Требования к сети агента Connected Machine
В этом разделе описываются требования к сети для использования агента подключенного компьютера для подключения физического сервера или виртуальной машины к серверам с поддержкой Azure Arc.
Совет
Для общедоступного облака Azure можно уменьшить количество необходимых конечных точек с помощью шлюза Azure Arc (предварительная версия).
Сведения
Как правило, требования к подключению включают следующие принципы:
- Все подключения являются TCP, если иное не указано.
- Все HTTP-подключения используют ПРОТОКОЛ HTTPS и SSL/TLS с официально подписанными и проверяемыми сертификатами.
- Все подключения исходящие, если иное не указано.
Чтобы использовать прокси-сервер, убедитесь, что агенты и компьютер, выполняющие процесс подключения, соответствуют требованиям к сети в этой статье.
Конечные точки сервера с поддержкой Azure Arc необходимы для всех предложений Arc на основе сервера.
Конфигурации сети
Агент подключенного компьютера Azure для Linux и Windows безопасно взаимодействует с Azure Arc через TCP-порт 443. По умолчанию агент использует маршрут по умолчанию к Интернету для доступа к службам Azure. При необходимости агент можно настроить для использования прокси-сервера , если сеть требует его. Прокси-серверы не делают агент Connected Machine более безопасным, поскольку трафик уже зашифрован.
Для дальнейшего обеспечения безопасности сетевого подключения к Azure Arc вместо использования общедоступных сетей и прокси-серверов можно реализовать область Приватный канал Azure Arc.
Примечание.
Серверы с поддержкой Azure Arc не поддерживают использование шлюза Log Analytics в качестве прокси-сервера для агента подключенного компьютера.
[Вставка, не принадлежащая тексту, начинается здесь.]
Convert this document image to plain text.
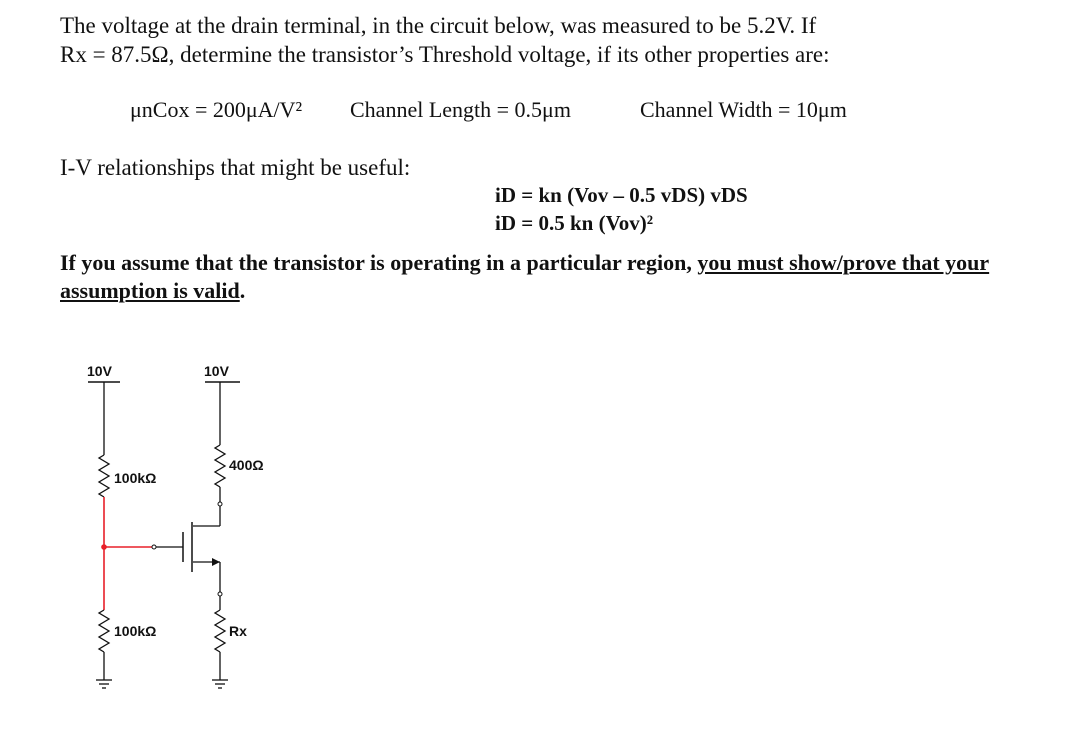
The voltage at the drain terminal, in the circuit below, was measured to be 5.2V. If
Rx = 87.5Ω, determine the transistor’s Threshold voltage, if its other properties are:
μnCox = 200μA/V² Channel Length = 0.5μm	Channel Width = 10μm
I-V relationships that might be useful:
iD = kn (Vov – 0.5 vDS) vDS
iD = 0.5 kn (Vov)²
If you assume that the transistor is operating in a particular region, you must show/prove that your assumption is valid.
10V	10V
100kΩ
100kΩ
400Ω
Rx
В то же время агент Azure Monitor поддерживает шлюз Log Analytics.
Если исходящее подключение ограничено брандмауэром или прокси-сервером, убедитесь, что URL-адреса и теги служб, перечисленные ниже, не блокируются.
Теги служб
Обязательно разрешите доступ к следующим тегам службы:
- AzureActiveDirectory
- AzureTrafficManager
- AzureResourceManager
- AzureArcInfrastructure
- Хранилище
- WindowsAdminCenter (при использовании Windows Admin Center для управления серверами с поддержкой Arc)
Список IP-адресов для каждого тега службы или региона см. в файле JSON для диапазонов IP-адресов Azure и тегов служб — общедоступного облака. Корпорация Майкрософт публикует еженедельные обновления, содержащие каждую службу Azure и диапазоны IP-адресов, которые она использует. Эта информация в JSON-файле является актуальным списком точек во времени для диапазонов IP-адресов, соответствующих каждому тегу службы. IP-адреса могут изменяться. Если для настройки брандмауэра требуются диапазоны IP-адресов, то для предоставления доступа ко всем службам Azure следует использовать тег службы AzureCloud. Не отключайте мониторинг безопасности или проверку URL-адресов, но предоставьте такие же разрешения, как для интернет-трафика.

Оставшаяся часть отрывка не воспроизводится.